In 338, a coalition of Greek city states led by Athens went to war with Alexander's father, Philip, and was decisively defeated at the battle of Chaeronea. Philip was assassinated in 336, and in 335 the city of Thebes, with the backing of Athens, rebelled against Alexander, the new king of Macedonia. Alexander's advisers ( I can imagine a Macedonian version of the Iraq Study Group) suggested that he withdraw from Greece and treat the rebellious tribes on Macedonia's northern borders mildly and by offering them concessions lure them back into allegiance. The Roman historian Plutarch describes Alexander's response:
Alexander was only twenty years old when he inherited his kingdom, which at that moment was beset by formidable jealousies and feuds, and external dangers on every side. The neighbouring barbarian tribes were eager to throw off the Macedonian yoke and longed for the rule of their native kings: as for the Greek states, although Philip had defeated them in battle, he had not had time to subdue them or accustom them to his authority. He had swept away the existing governments, and then, having prepared their peoples for drastic changes, had left them in turmoil and confusion, because he had created a situation which was completely unfamiliar to them. Alexander’s Macedonian advisers feared that a crisis was at hand and urged the young king to leave the Greek states to their own devices and refrain from using any force against them. As for the barbarian tribes, they considered that he should try to win them back to their allegiance by using milder methods, and forestall the first signs of revolt by offering them concessions. Alexander, however, chose precisely the opposite course, and decided that the only way to make his kingdom safe was to act with audacity and a lofty spirit, for he was certain that if he were seen to yield even a fraction of his authority, all his enemies would attack him at once. He swiftly crushed the uprisings among the barbarians by advancing with his army as far as the Danube, where he overcame Syrmus, the king of the Triballi, in a great battle.

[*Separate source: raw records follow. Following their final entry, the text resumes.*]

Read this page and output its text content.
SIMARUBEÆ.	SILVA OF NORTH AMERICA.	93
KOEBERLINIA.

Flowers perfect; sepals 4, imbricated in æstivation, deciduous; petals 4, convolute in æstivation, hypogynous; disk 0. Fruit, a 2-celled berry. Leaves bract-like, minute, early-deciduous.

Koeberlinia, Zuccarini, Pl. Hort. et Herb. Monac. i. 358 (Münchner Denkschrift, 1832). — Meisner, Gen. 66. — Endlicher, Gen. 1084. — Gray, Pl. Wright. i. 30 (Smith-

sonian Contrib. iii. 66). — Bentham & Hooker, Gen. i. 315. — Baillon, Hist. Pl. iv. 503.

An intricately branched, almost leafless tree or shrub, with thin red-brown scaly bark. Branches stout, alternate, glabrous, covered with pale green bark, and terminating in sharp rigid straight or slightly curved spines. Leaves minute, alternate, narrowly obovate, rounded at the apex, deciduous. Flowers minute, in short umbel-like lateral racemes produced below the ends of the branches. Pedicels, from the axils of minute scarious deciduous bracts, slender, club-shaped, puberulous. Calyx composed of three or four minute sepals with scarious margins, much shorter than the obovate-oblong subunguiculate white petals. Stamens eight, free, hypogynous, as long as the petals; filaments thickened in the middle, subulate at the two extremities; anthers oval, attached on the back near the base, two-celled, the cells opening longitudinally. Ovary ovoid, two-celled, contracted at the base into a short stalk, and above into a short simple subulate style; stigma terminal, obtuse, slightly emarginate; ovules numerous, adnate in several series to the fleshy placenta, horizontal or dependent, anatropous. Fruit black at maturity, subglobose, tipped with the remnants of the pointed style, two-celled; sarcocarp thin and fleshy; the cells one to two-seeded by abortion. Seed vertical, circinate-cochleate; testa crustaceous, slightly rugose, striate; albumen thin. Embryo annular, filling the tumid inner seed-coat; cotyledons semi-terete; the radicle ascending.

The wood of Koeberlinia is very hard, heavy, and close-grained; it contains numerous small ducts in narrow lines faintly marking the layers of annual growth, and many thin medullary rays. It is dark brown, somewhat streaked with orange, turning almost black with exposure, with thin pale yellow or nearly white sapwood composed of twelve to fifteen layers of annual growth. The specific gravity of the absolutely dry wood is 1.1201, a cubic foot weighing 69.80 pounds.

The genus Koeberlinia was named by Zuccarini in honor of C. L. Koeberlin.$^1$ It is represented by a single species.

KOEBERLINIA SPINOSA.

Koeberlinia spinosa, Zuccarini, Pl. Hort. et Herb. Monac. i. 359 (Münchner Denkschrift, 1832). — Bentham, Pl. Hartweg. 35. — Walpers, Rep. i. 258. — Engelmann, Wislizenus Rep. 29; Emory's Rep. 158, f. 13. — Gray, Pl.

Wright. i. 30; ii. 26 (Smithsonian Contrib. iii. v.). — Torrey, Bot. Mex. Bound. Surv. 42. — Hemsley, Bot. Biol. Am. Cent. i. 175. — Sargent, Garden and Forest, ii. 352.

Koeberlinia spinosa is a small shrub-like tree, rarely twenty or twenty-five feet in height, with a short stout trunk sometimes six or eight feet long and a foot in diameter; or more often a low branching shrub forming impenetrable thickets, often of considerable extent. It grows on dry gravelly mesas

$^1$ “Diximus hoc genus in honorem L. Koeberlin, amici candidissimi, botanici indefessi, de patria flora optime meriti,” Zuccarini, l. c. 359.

Then when the news reached him that the Thebans had revolted and were being supported by the Athenians, he immediately marched south through the pass of Thermopylae. ‘Demosthenes’, he said, ‘called me a boy while I was in Illyria and among the Triballi, and a youth when I was marching through Thessaly; I will show him I am a man by the time I reach the walls of Athens.’When he arrived before Thebes, he wished to give the citizens the opportunity to repent of their actions, and so he merely demanded the surrender of their leaders Phoenix and Prothytes, and offered an amnesty to all the rest if they would some over to his side. The Thebans countered by demanding the surrender of [Macedonian generals] Philotas and Antipater and appealing to all who wished to liberate Greece to range themselves on their side, and at this Alexander ordered his troops to prepare for battle. The Thebans, although greatly outnumbered, fought with a superhuman courage and spirit, but when the Macedonian garrison which had been posted in the citadel of the Cadmeia made a sortie and fell upon them from the rear, the greater part of their army was encircled, they were slaughtered where they stood, and the city was stormed, plundered and razed to the ground. Alexander’s principal object in permitting the sack of Thebes was to frighten the rest of the Greeks into submission by making a terrible example. But he also put forward the excuse that he was redressing the wrongs done to his allies, for the Plataeans and Phocians had both complained of the actions of the Thebans against them. As for the population of Thebes, he singled out the priests , a few citizens who had friendly connections with Macedonia, the descendants of the poet Pindar, and those who had opposed the revolt to be spared: all the rest were publicly sold into slavery to the number of twenty thousand. Those who were killed in the battle numbered more than six thousand ....
After this Alexander came to terms with the Athenians, in spite of their open sympathy with the sufferings of the Thebans.